Schéma de l’oxydation de la luciférine et de l’émission de photons. La luciférine va s’associer à la luciférase. En présence d’oxygène (O2), le complexe est oxydé, devient instable et excité. Il va alors émettre des photons. Le complexe se sépare ensuite et la réaction peut recommencer.


Les différents types de bioluminescence

Selon les organismes, l’émission de la bioluminescence n’a pas la même origine. Elle peut être intracellulaire, extracellulaire ou par bactéries symbiotiques. Certaines cellules sont spécialisées dans les réactions enzymatiques, ce sont les photocytes. La lumière est émise à travers la peau de l’organisme qui la génère, voire est intensifiée par la présence de cristaux. C’est le cas de la luciole. Ce type de bioluminescence est principalement présente chez les calmars. La bioluminescence extracellulaire est réalisée de la même manière que pour l’intracellulaire. Cependant, une fois produite, elle est stockée dans des glandes spécifiques et est expulsée sous forme de nuages lumineux. On retrouve ce phénomène chez des crustacés et des céphalopodes abyssaux.


Le type de bioluminescence le plus répandu dans le règne animal est par symbiose bactérienne. Le phénomène est uniquement connu parmi les animaux marins comme les cnidaires, les mollusques et les poissons. Les bactéries se situent au niveau des photophores des animaux. Elles sont en permanence bioluminescentes. L’organe dans lequel elles sont situées est directement relié au système nerveux de l’animal, ce qui lui permet de contrôler l’émission lumineuse.



Qui est bioluminescent ?

De nombreux organismes vivants, terrestres et marins produisent de la bioluminescence. En effet, 76 % des espèces vivant sous l’eau, tels que le Krill, le phytoplancton, certaines méduses, le calmar de Hawaï et de nombreux poissons des profondeurs en sont la parfaite illustration.


Exemples d’animaux marins bioluminescents. A : Méduses ; B : Mnemiopsis leidyi ; C : Zooplancton
(source : wikicommons)


Parmi les organismes terrestres, on peut nommer la luciole, le ver luisant, certaines araignées, insectes ou encore coléoptères. D’autres organismes, tels que des champignons ou des bactéries, sont également bioluminescents.



Exemples d’organismes terrestres bioluminescents. A : Luciole ; B : Gerronema viridilucens ; C : Arachnocampa luminosa
(sources : wikicommons)


Cependant, à ce jour, aucun vertébré (mammifères, reptiles, volatiles…) n’a été découvert comme émettant de la bioluminescence.


Par ailleurs, au cours de l’évolution, il a été observé que le gène permettant de créer la bioluminescence est apparu plus d’une cinquantaine de fois, à divers embranchements, sans lien entre les différents taxons. Un taxon regroupe tout un groupe d'organismes sous les mêmes gènes communs. Lorsqu’une espèce d’individus commence à diverger d’une autre alors qu’elle fait partie du même taxon, cela crée un nouvel embranchement. Et l’espèce d’individus de base devient ce qu’on appelle un ancêtre commun.

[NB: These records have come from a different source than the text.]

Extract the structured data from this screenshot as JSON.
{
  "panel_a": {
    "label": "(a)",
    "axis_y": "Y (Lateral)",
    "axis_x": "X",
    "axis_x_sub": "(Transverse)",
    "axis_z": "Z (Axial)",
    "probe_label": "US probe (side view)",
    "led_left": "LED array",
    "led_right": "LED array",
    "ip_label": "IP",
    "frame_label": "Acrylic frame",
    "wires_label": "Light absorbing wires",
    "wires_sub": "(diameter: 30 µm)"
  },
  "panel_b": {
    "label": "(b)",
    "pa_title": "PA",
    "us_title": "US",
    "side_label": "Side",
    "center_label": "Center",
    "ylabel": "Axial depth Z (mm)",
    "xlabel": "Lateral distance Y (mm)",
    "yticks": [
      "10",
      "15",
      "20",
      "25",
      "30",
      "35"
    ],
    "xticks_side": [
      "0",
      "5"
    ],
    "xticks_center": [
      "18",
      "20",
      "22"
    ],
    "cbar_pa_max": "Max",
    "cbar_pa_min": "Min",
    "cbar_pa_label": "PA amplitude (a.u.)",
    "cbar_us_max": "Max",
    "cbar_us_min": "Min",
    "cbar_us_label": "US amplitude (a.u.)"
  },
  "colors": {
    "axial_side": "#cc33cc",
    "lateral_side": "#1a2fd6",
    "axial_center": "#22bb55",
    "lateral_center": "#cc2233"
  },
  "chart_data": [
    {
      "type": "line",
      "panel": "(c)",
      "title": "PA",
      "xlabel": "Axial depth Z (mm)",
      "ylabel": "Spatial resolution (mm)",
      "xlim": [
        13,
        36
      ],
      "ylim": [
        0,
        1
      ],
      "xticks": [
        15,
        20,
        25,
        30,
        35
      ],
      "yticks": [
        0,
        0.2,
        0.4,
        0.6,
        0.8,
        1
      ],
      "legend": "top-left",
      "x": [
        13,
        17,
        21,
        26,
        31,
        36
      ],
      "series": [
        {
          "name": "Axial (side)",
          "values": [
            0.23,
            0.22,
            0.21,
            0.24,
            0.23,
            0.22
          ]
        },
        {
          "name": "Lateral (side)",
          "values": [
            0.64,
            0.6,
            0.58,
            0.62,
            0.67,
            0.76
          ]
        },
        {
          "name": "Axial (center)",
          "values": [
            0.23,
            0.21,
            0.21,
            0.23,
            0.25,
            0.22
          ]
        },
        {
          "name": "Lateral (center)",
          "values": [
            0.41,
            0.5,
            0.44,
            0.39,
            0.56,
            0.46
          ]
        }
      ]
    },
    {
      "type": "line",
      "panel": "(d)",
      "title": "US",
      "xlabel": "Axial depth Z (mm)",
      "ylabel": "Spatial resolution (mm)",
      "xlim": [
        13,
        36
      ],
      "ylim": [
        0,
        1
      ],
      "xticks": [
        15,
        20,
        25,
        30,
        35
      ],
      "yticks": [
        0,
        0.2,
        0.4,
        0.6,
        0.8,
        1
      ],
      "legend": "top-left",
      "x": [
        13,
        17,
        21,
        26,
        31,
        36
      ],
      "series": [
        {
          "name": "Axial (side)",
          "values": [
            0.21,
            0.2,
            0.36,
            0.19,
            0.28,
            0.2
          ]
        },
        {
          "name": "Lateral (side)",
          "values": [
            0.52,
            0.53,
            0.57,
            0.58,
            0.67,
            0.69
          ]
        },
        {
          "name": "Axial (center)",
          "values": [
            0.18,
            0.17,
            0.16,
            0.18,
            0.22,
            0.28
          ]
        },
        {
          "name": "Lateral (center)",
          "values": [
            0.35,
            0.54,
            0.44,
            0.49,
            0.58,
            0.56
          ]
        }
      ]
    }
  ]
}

Arbre de l’évolution et apparition de la bioluminescence. Les noms en bleu représentent les animaux marins capables d’émettre de la bioluminescence. Les noms en vert représentent les animaux terrestres capables d’émettre de la bioluminescence. Les noms en gris sont les êtres vivants ne produisant pas de bioluminescence. Chaque embranchement représente un ancêtre commun à deux espèces.
(sources : Bioluminescence in the sea – 2010)

Le fait que la bioluminescence soit apparue de façon indépendante dans des embranchements différents, de nombreuses fois au cours de l’évolution, démontre l’adaptation des êtres vivants à leur environnement. Mais la bioluminescence n’est pas apparue pour les mêmes raisons à chaque fois. Cinq applications différentes ont été mises au jour.


Le poisson hache d’argent et le calmar Euprymna scolopes utilisent la bioluminescence comme camouflage. Dans les fonds marins, les prédateurs chassent leurs proies par en dessous, là où la lumière est faible. Le poisson et le calmar ont le dessous de leur corps bardé de bioluminescence afin de se confondre dans la lumière tamisée. La bioluminescence peut être utilisée afin d’attirer des partenaires sexuels ou des proies. L’été, les femelles lucioles attirent les mâles ainsi lorsqu’elles sont prêtes à être fécondées. De nombreuses espèces sous-marines utilisent la bioluminescence afin de chasser. Le calmar géant Taningia danae émet des flashs lumineux pour aveugler ses victimes, d’autres, comme le poisson-vipère Chauliodus macouni, attirent leurs proies directement dans leur gueule grâce à une faible lumière. A contrario, certains calmars utilisent un mélange chimique bioluminescent afin de repousser les attaques des prédateurs.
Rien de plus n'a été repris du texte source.